Peut-être aussi, et c'est là la troisième hypothèse, que cette fête du 1er avril tire son origine de la confusion créées par les calendriers observés en France. En 1564, le jeune souverain français Charles IX entreprit une grande tournée à travers son royaume, visitant plus d'une centaine de villes. Au cours de son voyage, il découvrit que les différentes régions et villes adoptaient des calendriers et des jours de fête différents. Il promulgua donc l'édit de Roussillon, un document déclarant que le nouvel an français tomberait le 1er janvier.
Les partisans de cette troisième théorie soutiennent que la nouvelle convention calendaire, ou peut-être l'adoption du calendrier grégorien par la France en 1582, a semé une grande confusion quant à la date du nouvel an. Des « farceurs » auraient insisté pour que l'année commence en avril et non en janvier, donnant lieu à des moqueries bon enfant et à une fête qui s'est par la suite répandue à travers l'Europe et dans le reste du monde.
DES FARCES PRINTANIÈRES ENCORE PLUS ANCIENNES
Bien que ces trois hypothèses sur l'origine de la fête du 1er avril soient contestées, elles désignent le printemps comme une période propice aux farces et aux plaisanteries bon enfant et évoquent des rituels printaniers ludiques et bien plus anciens.
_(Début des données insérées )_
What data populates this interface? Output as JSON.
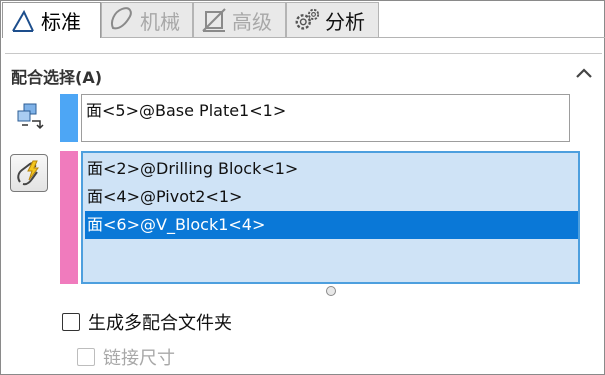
{
  "tabs": [
    {
      "label": "标准",
      "icon": "mate-angle-icon",
      "state": "active"
    },
    {
      "label": "机械",
      "icon": "cam-icon",
      "state": "disabled"
    },
    {
      "label": "高级",
      "icon": "advanced-mate-icon",
      "state": "disabled"
    },
    {
      "label": "分析",
      "icon": "gears-icon",
      "state": "normal"
    }
  ],
  "mate_selection": {
    "title": "配合选择(A)",
    "first_entities": [
      "面<5>@Base Plate1<1>"
    ],
    "second_entities": [
      "面<2>@Drilling Block<1>",
      "面<4>@Pivot2<1>",
      "面<6>@V_Block1<4>"
    ],
    "highlighted_index": 2
  },
  "options": {
    "multiple_mate_folder": {
      "label": "生成多配合文件夹",
      "checked": false
    },
    "link_dimensions": {
      "label": "链接尺寸",
      "checked": false,
      "enabled": false
    }
  },
  "colors": {
    "first_bar": "#4da6f5",
    "second_bar": "#f07bbd",
    "highlight": "#0a78d7",
    "list_selected_bg": "#cfe3f6"
  }
}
Même s'il est difficile de savoir si ces traditions ont directement inspiré celle du poisson d'avril, de nombreuses fêtes printanières, anciennes comme modernes, comprennent la supercherie, le déguisement et les plaisanteries bon enfant. Par exemple, à l'époque de la Rome antique où les Hilaria, des fêtes religieuses, étaient célébrées après l'équinoxe pour marquer l'arrivée du printemps. Bien que leurs origines soient également obscures, les mentions les plus anciennes de ces fêtes remontent au troisième siècle après J.-C. Elles s'inscrivaient dans un cadre d'un événement plus large qui rendait hommage à Cybèle, déesse de la fertilité, aussi connue sous le nom de Magna Mater.
Décrites par Jacob Latham, historien des religions, comme un « carnaval masqué marqué par des comportements licencieux », ces fêtes printanières donnaient l'opportunité à ceux qui les célébraient de se détendre et de faire la fête dans une liberté qui dépassait les barrières sociales. « N'importe qui peut se déguiser en n'importe quel personnage » indiquait l'historien romain Hérodien. Ce dernier a également ajouté qu'« il n'y a pas de rôle si important ou exclusif qu'on ne puisse s'habiller de ce costume et jouer les idiots en cachant sa propre identité. »
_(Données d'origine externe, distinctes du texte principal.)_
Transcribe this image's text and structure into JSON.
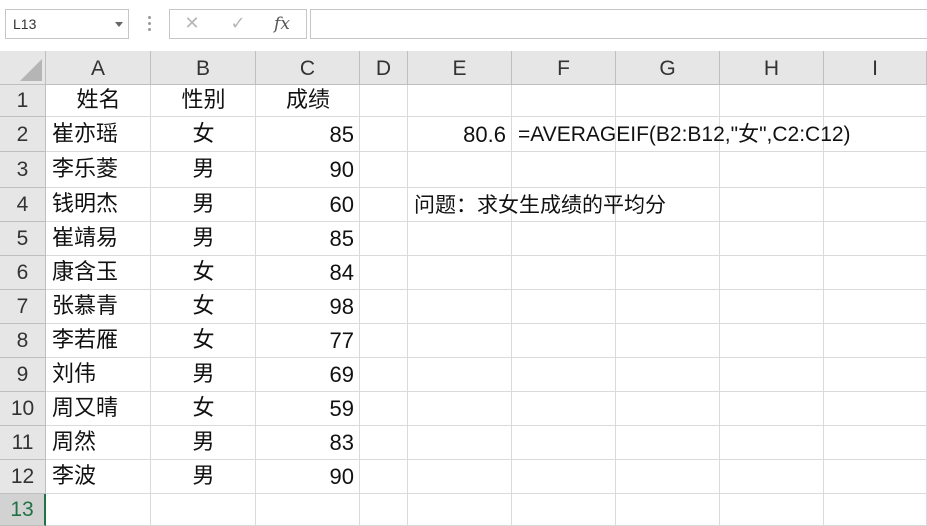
{
  "formula_bar": {
    "name_box": "L13",
    "cancel_icon": "close-icon",
    "enter_icon": "check-icon",
    "fx_label": "fx",
    "formula": ""
  },
  "columns": [
    "A",
    "B",
    "C",
    "D",
    "E",
    "F",
    "G",
    "H",
    "I"
  ],
  "rows": [
    "1",
    "2",
    "3",
    "4",
    "5",
    "6",
    "7",
    "8",
    "9",
    "10",
    "11",
    "12",
    "13"
  ],
  "selected_row": "13",
  "table": {
    "headers": [
      "姓名",
      "性别",
      "成绩"
    ],
    "records": [
      {
        "name": "崔亦瑶",
        "gender": "女",
        "score": "85"
      },
      {
        "name": "李乐菱",
        "gender": "男",
        "score": "90"
      },
      {
        "name": "钱明杰",
        "gender": "男",
        "score": "60"
      },
      {
        "name": "崔靖易",
        "gender": "男",
        "score": "85"
      },
      {
        "name": "康含玉",
        "gender": "女",
        "score": "84"
      },
      {
        "name": "张慕青",
        "gender": "女",
        "score": "98"
      },
      {
        "name": "李若雁",
        "gender": "女",
        "score": "77"
      },
      {
        "name": "刘伟",
        "gender": "男",
        "score": "69"
      },
      {
        "name": "周又晴",
        "gender": "女",
        "score": "59"
      },
      {
        "name": "周然",
        "gender": "男",
        "score": "83"
      },
      {
        "name": "李波",
        "gender": "男",
        "score": "90"
      }
    ]
  },
  "result": {
    "value": "80.6",
    "formula_text": "=AVERAGEIF(B2:B12,\"女\",C2:C12)"
  },
  "question": "问题：求女生成绩的平均分",
  "colors": {
    "accent": "#217346",
    "header_bg": "#e6e6e6",
    "gridline": "#dadada"
  }
}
Parmi les autres fêtes « farfelues » célébrées au printemps, on retrouve Holi, une fête printanière hindoue qui se déroule en mars et comprend des farces bon enfant, et Sizdah Bedar, une fête iranienne qui a lieu treize jours après l'équinoxe de printemps, dans le cadre de la fête de Norouz. C'est un jour consacré aux plaisanteries et aux mensonges inoffensifs, qui ressemble au poisson d'avril. On estime cependant qu'elle remonte à 536 avant notre ère...
Saurons-nous un jour pourquoi le 1er avril est devenu le jour du poisson d'avril ? Probablement pas. Comme l'a écrit le folkloriste Alan Dundes en 1988, « plus de cent ans de recherches n'ont malheureusement pas vraiment enrichi nos connaissances et notre compréhension de cette curieuse coutume. »
Ce qui est certain, c'est l'attrait puissant du printemps pour ceux qui souhaitent se débarrasser de la morosité hivernale et s'amuser ensemble dans la bonne humeur. Alors que vous soyez adepte du poisson d'avril ou de Magna Mater, ou simplement un farceur du 1er avril, profitez de cette occasion cette année pour faire des farces et vous amuser, et sachez que vous participez à une tradition très ancienne.